Bild: © Carlos Barria / Reuters/REUTERS

Wie das Weisse Haus zur «Fake News»-Schleuder wurde

Vom Radio zu Breitbart, von dort ins Oval Office: Donald Trumps Abhörvorwurf an Barack Obama ist ein Beispiel dafür, wie der neue US-Präsident Gerüchte aufsaugt und zu offizieller Politik macht.

Veit Medick, Washington



Ein Artikel von

Spiegel Online

Donald Trump verbrachte das Wochenende in seinem Domizil in Florida. In der Regel versucht der Präsident dort zu entspannen, er spielt Golf und speist mit Vertrauten. Die vergangenen Tage habe sich Trump allerdings weitgehend im emotionalen Ausnahmezustand befunden, heisst es. Niemand habe ihn jemals so aufgebracht erlebt.

Es ärgert ihn, dass seine Präsidentschaft so sehr in der Krise steckt. Trump fühlt sich verfolgt von dunklen Mächten in seinem Apparat, und um seinem Frust ein Ventil zu geben, griff er am Samstag Barack Obama an. Der habe, so behauptete Trump, vor der Wahl im November persönlich die Telefone im Trump Tower anzapfen lassen.

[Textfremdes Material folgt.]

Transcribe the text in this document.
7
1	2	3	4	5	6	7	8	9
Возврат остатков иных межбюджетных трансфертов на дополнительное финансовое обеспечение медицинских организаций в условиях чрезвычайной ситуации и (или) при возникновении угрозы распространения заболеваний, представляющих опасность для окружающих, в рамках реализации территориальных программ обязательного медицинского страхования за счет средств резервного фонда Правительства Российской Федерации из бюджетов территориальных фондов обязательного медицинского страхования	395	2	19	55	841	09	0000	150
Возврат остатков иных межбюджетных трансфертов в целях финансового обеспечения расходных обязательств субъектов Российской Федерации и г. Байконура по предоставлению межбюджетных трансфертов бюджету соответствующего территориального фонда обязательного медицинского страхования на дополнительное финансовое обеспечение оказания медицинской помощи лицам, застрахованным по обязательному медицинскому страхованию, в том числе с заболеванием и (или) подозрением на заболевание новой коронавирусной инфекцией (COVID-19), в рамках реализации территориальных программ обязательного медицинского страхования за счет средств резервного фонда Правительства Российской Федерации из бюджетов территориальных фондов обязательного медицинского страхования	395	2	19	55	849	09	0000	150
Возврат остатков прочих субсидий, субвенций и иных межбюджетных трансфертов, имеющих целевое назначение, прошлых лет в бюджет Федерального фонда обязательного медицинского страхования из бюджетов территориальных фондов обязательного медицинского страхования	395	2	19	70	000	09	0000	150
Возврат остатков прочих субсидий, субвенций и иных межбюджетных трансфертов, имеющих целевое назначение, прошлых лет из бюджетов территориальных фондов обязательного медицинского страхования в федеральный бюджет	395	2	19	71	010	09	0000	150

«Watergate», schimpfte er auf Twitter.

Belege? Gibt es nicht. Aber Amerika ist in Aufregung. Obama liess den Vorwurf als «falsch» zurückweisen. Auch das FBI ist entsetzt. James Comey, der Chef der Behörde, bat das Justizministerium, Trumps Behauptung zu dementieren – ein erstaunlicher Vorgang, weil er den Präsidenten indirekt als Lügner hinstellt. Aber Trump sei sich in der Sache ganz sicher, sagen seine Leute. Und er will den Kongress ermitteln lassen. Zeit, ein paar Fragen aufzuwerfen.

Wie in aller Welt kam Trump auf seinen Vorwurf?

Wer einen solchen Vorwurf erhebt, wird schon solide Informationen haben – denkt man. Trumps Sprecher aber nannte am Sonntag «beunruhigende Berichte» als Grundlage der Abhörvorwürfe. Trump scheint aus einer ganzen Reihe von mehr oder weniger seriösen Quellen geschöpft zu haben.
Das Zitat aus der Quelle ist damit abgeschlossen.